You are welcome to apply clean_names at the start or end of your cleaning, if you like, but I wouldn’t otherwise change the variable names, at least for NHANES. If you do decide to change the names, that’s OK, but you will then need to specify the original names as well in the codebook.
Please don’t include sanity checks in your report. We’ll trust you have to have done that work on your own.
To use data from NHANES (National Health and Nutrition Examination Survey).
- Please read the Data Requirements for Study 1 and Study 2 and Tips on Cleaning Your Data above, then read the additional details on what is required if you’re working with NHANES data here.
- Many people (in past years) have felt that using NHANES data was a little easier than using another data source. To encourage people to use data other than NHANES, there is a three-point bonus in the final project B grade available for all projects which use non-NHANES data.

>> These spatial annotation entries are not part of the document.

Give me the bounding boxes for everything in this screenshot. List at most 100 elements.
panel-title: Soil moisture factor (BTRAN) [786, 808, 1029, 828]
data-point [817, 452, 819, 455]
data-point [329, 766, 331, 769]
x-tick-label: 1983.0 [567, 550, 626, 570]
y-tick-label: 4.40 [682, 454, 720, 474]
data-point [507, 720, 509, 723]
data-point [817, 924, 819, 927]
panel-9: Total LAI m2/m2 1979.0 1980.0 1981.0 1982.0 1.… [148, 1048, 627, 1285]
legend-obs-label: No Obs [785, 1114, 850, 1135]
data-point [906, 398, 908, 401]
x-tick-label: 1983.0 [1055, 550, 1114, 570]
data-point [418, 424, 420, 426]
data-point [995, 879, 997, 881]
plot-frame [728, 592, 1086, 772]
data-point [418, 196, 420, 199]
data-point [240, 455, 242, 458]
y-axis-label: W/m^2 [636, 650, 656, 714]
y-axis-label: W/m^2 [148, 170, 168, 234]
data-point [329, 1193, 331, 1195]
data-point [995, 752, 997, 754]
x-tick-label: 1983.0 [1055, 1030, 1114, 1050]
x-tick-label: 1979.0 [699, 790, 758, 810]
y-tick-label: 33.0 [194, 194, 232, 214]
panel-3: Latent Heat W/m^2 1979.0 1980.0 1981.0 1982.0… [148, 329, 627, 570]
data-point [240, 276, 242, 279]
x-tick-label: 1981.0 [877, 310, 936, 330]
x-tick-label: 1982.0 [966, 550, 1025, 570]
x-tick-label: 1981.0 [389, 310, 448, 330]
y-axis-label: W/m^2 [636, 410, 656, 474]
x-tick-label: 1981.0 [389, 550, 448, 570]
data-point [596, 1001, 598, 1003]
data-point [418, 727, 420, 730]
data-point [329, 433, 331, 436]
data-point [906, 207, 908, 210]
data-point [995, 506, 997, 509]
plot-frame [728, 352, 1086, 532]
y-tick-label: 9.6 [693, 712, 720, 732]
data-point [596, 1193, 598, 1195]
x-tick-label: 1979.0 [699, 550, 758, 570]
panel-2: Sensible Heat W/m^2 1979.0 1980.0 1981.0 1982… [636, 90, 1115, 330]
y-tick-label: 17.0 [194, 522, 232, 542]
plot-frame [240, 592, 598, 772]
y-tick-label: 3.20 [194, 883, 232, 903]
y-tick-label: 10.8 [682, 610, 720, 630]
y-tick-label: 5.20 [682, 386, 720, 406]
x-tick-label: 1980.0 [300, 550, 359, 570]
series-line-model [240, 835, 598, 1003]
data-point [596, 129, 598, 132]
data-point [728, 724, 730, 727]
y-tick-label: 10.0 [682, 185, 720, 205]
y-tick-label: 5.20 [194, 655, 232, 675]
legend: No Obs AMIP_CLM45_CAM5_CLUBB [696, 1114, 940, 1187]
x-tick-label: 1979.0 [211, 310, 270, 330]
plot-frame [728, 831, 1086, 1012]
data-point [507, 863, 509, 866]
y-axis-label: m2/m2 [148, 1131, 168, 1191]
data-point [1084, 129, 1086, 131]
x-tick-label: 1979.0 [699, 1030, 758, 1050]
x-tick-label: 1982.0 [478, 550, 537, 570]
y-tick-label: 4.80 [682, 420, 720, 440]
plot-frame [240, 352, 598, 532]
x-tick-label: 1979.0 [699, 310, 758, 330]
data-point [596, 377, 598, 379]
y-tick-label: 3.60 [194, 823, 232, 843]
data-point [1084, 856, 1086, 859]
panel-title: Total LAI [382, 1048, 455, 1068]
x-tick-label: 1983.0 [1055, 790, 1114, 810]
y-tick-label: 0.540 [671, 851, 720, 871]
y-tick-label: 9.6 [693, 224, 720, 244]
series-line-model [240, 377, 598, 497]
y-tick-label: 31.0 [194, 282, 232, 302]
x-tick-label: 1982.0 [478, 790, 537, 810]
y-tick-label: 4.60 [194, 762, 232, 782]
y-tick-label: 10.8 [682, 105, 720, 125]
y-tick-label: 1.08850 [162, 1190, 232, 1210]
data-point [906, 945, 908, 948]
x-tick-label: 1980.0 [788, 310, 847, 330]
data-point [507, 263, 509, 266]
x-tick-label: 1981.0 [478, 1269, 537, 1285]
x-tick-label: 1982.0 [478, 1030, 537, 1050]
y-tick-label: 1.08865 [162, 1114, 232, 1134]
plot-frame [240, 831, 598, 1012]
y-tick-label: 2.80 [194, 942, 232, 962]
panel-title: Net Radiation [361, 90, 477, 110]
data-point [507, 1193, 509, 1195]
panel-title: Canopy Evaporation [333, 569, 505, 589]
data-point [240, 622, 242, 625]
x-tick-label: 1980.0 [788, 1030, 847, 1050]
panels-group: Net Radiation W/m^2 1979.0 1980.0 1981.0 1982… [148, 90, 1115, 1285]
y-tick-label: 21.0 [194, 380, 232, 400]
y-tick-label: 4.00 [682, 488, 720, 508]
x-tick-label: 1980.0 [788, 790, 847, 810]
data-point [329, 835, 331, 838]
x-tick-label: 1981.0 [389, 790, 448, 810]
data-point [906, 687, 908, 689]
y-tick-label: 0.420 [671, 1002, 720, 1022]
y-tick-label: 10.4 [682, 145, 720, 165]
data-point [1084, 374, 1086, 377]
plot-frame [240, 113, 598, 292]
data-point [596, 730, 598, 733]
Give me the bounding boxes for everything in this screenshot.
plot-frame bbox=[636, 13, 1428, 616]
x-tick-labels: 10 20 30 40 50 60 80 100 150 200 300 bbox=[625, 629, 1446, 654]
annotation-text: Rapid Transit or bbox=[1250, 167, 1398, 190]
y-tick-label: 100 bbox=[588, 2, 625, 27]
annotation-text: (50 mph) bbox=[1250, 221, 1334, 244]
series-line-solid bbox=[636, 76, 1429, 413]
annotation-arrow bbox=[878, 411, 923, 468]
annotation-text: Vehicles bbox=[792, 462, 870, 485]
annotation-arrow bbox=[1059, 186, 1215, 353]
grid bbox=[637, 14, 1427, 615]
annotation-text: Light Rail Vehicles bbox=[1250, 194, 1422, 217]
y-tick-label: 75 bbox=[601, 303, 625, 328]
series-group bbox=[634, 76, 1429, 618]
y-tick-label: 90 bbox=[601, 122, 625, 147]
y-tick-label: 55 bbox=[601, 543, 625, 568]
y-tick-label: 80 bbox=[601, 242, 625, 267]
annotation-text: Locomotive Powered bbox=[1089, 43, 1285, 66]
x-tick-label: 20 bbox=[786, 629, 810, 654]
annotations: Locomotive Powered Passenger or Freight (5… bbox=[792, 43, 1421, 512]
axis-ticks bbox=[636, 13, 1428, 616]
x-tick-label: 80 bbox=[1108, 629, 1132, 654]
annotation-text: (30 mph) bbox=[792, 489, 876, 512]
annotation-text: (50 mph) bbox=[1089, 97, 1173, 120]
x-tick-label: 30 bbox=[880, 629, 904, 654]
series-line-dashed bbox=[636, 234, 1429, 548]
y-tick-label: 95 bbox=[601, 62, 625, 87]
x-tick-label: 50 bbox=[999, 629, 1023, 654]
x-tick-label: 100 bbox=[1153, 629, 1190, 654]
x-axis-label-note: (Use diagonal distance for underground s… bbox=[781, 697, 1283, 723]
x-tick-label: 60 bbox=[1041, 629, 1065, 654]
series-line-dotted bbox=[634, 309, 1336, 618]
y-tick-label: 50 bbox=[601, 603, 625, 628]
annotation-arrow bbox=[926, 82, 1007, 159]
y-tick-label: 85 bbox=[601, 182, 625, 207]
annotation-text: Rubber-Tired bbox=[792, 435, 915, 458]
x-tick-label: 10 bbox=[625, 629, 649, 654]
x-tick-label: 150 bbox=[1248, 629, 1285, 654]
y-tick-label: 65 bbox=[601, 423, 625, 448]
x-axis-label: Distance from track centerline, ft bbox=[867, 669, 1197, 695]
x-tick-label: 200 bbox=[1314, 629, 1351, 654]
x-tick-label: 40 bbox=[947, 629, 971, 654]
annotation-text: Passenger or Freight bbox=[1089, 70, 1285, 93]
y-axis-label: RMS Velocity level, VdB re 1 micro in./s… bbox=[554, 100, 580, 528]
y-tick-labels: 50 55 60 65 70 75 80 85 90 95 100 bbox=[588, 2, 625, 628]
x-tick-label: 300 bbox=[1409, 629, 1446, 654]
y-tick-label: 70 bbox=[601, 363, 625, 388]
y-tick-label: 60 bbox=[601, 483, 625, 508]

To use data from a non-NHANES source that meets with Dr. Love’s approval.
- Please read the Data Requirements for Study 1 and Study 2 and Tips on Cleaning Your Data above, then read the additional details on what is required if you’re instead working with some other data source here.
- Again, to encourage people to use data other than NHANES, there is a three-point bonus available to all projects which use non-NHANES data.